Thanks for any and all help/advice!

 

[Brilliant]

Hey, I'm just learning this stuff too but I'll tell you what I think.

So to determine when this converges or diverges.
[tex]
\sum_{n=1}^{\infty} \frac {(n+1)}{n^3 ln(n+2)}
[/tex]
I actually think of ratio test on this one.
So
[tex]
\lim_{n \to \infty} \frac {(n+2)}{(n+1)^3 ln(n+3)} * \frac {n^3 ln(n+2)}{(n+1)}
[/tex]
will simplify to
[tex]
\lim_{n \to \infty} \frac {(n^4+2n^3)ln(n+2)}{(n^4...)ln(n+3)}
[/tex]
It seemed to me that the ln()'s weren't going to affect the limit and the greatest powers on top and bottom are both 4 with coefficients of 1, so the limit to infinity would just be 1. The ratio test says to converge the absolute value of this limit must be less than 1. I conclude that it does not converge. The only thing that could be wrong is how I ignored the ln(). But I mean they are both essentially ln(n) on top and bottom.

On your last question
[tex]
\lim_{n \to \infty} \frac {n^p}{a^n} = 0
[/tex]
I would just think of it with L'Hopital's Rule

As you take more and more derivatives n^p will go to zero, because p is constant and it will be reduced with each dirv. And a^n will just be ln(a)a^n. Or maybe that's log(a) Anyway, the bottom will be large and the top will be 0.


You're second question doesn't look fun. I would consider the alt. series test. So, An must be less than A(n+1). That seems like it will be true since incrementing n, increases the denominator. The other part of the alt. series test says that the limit to inf. of An must be 0. Well I think that will always happen if k is positive, but if k were negative then you could move the that ln(ln(n)) to the top, then who knows if it would still go to 0.

I hope something I wrote can help. I can be pretty terrible at explaining things. Also I don't claim that any of my suggestions will work

Let me know if you need clarification.

 

[jbunniii]

Another, perhaps easier, way to do the first part:

[tex]\frac{n+1}{n^3 \ln (n+2)} = \frac{n}{n^3 \ln (n+2)} + \frac{1}{n^3 \ln (n+2)} \leq \frac{n}{n^3} + \frac{1}{n^3} = \frac{1}{n^2} + \frac{1}{n^3}[/tex]

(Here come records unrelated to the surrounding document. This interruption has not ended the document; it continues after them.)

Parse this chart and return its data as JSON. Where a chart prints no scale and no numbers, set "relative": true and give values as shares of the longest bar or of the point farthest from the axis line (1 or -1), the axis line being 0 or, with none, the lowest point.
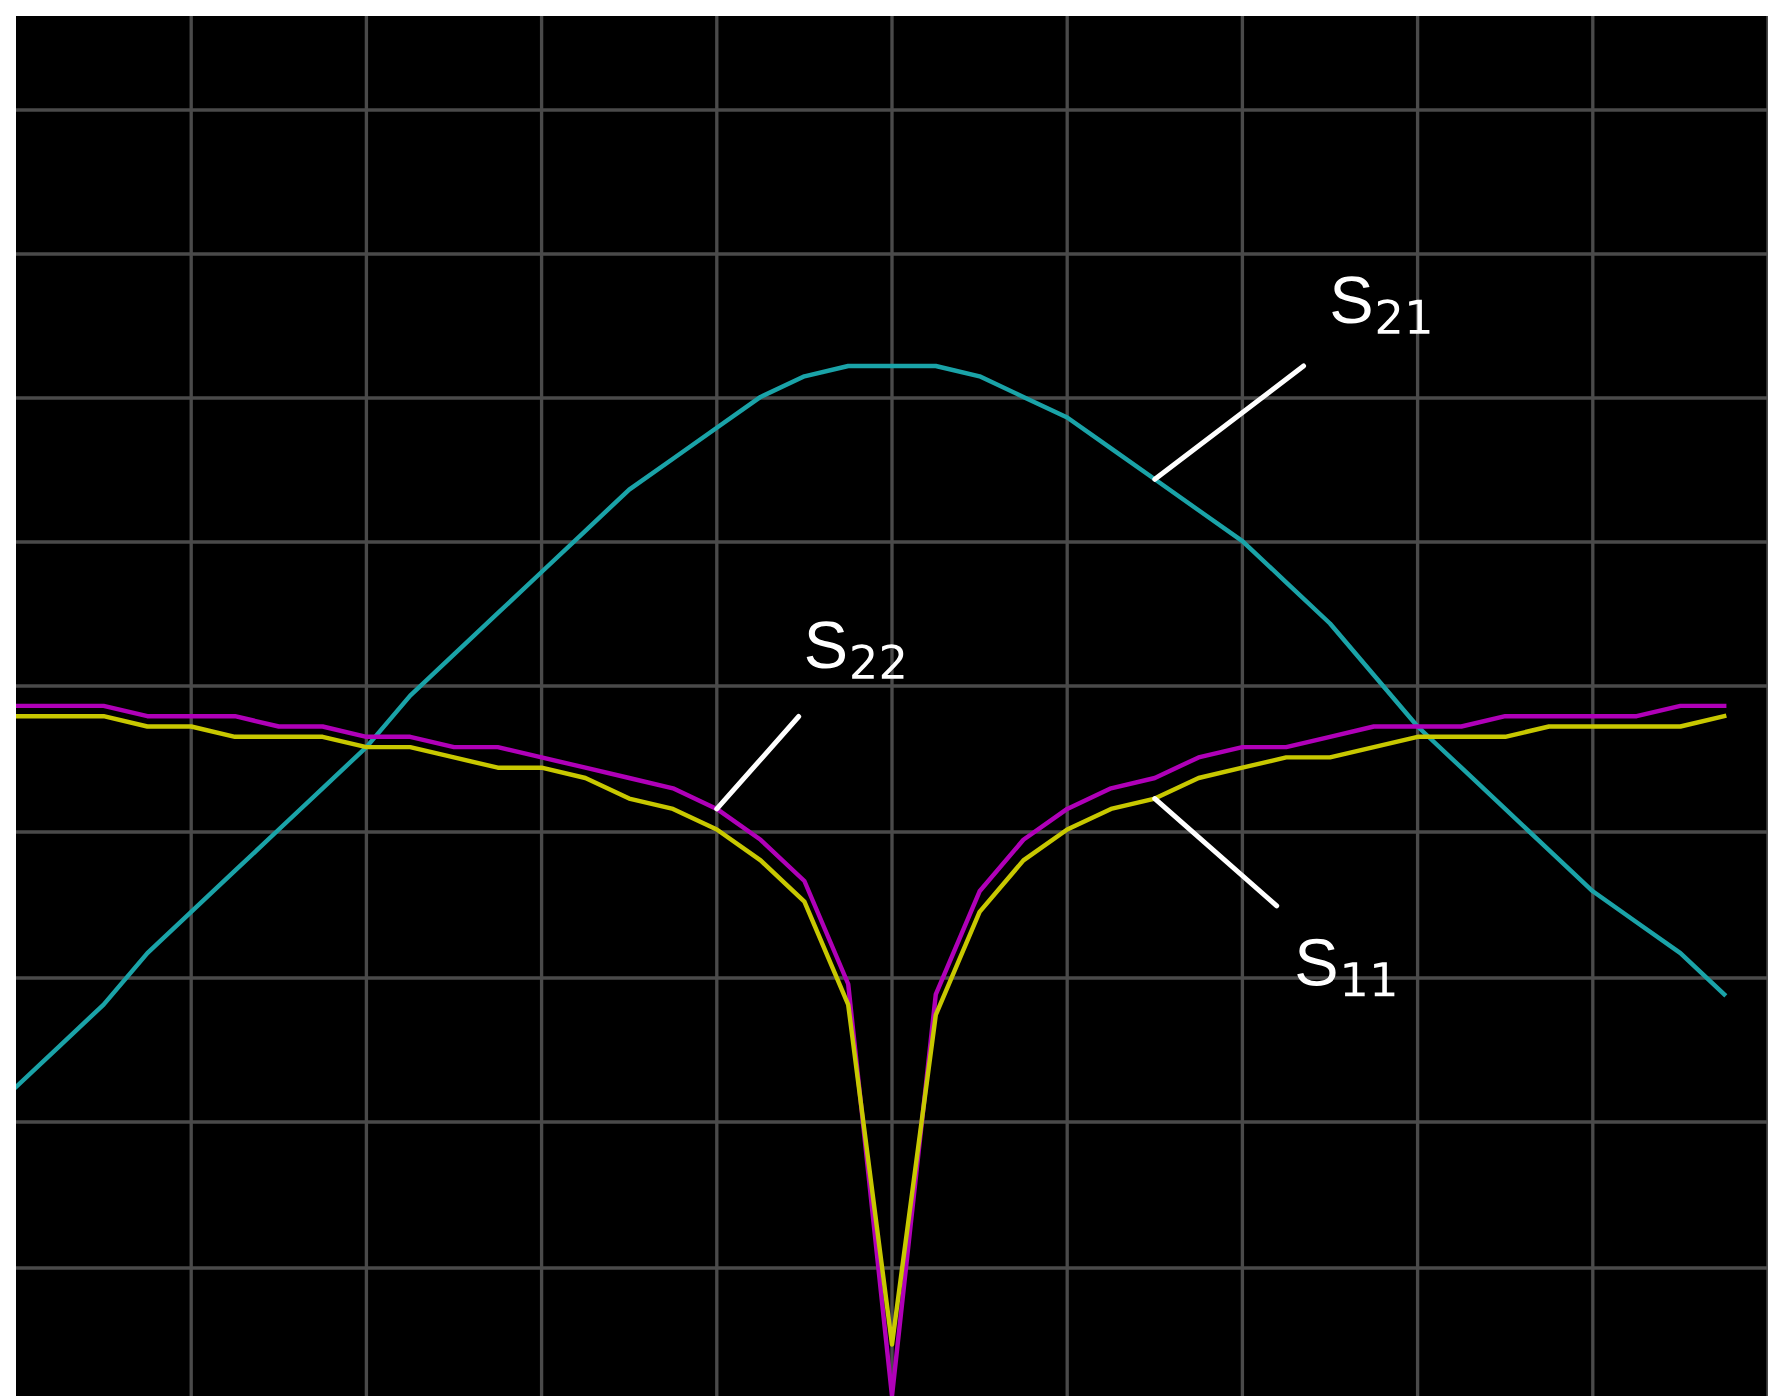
{
  "chart_data": {
    "type": "line",
    "relative": true,
    "grid": true,
    "legend": false,
    "categories": [
      null,
      null,
      null,
      null,
      null,
      null,
      null,
      null,
      null,
      null,
      null,
      null,
      null,
      null,
      null,
      null,
      null,
      null,
      null,
      null,
      null,
      null,
      null,
      null,
      null,
      null,
      null,
      null,
      null,
      null,
      null,
      null,
      null,
      null,
      null,
      null,
      null,
      null,
      null,
      null
    ],
    "series": [
      {
        "name": "S$_{21}$",
        "color": "#1aa3a8",
        "values": [
          0.3,
          0.34,
          0.38,
          0.43,
          0.47,
          0.51,
          0.55,
          0.59,
          0.63,
          0.68,
          0.72,
          0.76,
          0.8,
          0.84,
          0.88,
          0.91,
          0.94,
          0.97,
          0.99,
          1.0,
          1.0,
          1.0,
          0.99,
          0.97,
          0.95,
          0.92,
          0.89,
          0.86,
          0.83,
          0.79,
          0.75,
          0.7,
          0.65,
          0.61,
          0.57,
          0.53,
          0.49,
          0.46,
          0.43,
          0.39
        ]
      },
      {
        "name": "S$_{22}$",
        "color": "#b000b8",
        "values": [
          0.67,
          0.67,
          0.67,
          0.66,
          0.66,
          0.66,
          0.65,
          0.65,
          0.64,
          0.64,
          0.63,
          0.63,
          0.62,
          0.61,
          0.6,
          0.59,
          0.57,
          0.54,
          0.5,
          0.4,
          0.0,
          0.39,
          0.49,
          0.54,
          0.57,
          0.59,
          0.6,
          0.62,
          0.63,
          0.63,
          0.64,
          0.65,
          0.65,
          0.65,
          0.66,
          0.66,
          0.66,
          0.66,
          0.67,
          0.67
        ]
      },
      {
        "name": "S$_{11}$",
        "color": "#c8c800",
        "values": [
          0.66,
          0.66,
          0.66,
          0.65,
          0.65,
          0.64,
          0.64,
          0.64,
          0.63,
          0.63,
          0.62,
          0.61,
          0.61,
          0.6,
          0.58,
          0.57,
          0.55,
          0.52,
          0.48,
          0.38,
          0.05,
          0.37,
          0.47,
          0.52,
          0.55,
          0.57,
          0.58,
          0.6,
          0.61,
          0.62,
          0.62,
          0.63,
          0.64,
          0.64,
          0.64,
          0.65,
          0.65,
          0.65,
          0.65,
          0.66
        ]
      }
    ]
  }
}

and use the comparison test.

 

[Brilliant]

That makes much more sense. Also the thing I did with the radio test failed. I forgot that if it equals 1, then it is inconclusive.

Nice job jbunni.

 

[Dr Zoidburg]

Thanks for the replies. It's helped me get my head around these problems better.
I like jbunniii's solution. very clever and succinct.
For this question:
[tex]\lim_{n \to \infty} \frac {n^p}{a^n} = 0[/tex]
my solution is:
Apply L'Hopital's Rule:
[tex]\frac{p}{ln(a)} [\lim_{n \to \infty} \frac {n^{p-1}}{a^n}][/tex]
We continue applying L'Hopital's Rule until we eventually get to:
[tex]\frac{p!}{ln^p(a)} [\lim_{n \to \infty} \frac {1}{a^n}][/tex]
Which gives us 0, as
[tex]\lim_{n \to \infty} \frac {1}{a^n} = \frac{1}{\infty} = 0[/tex]

That's another assignment out of the way.
Happy Easter all!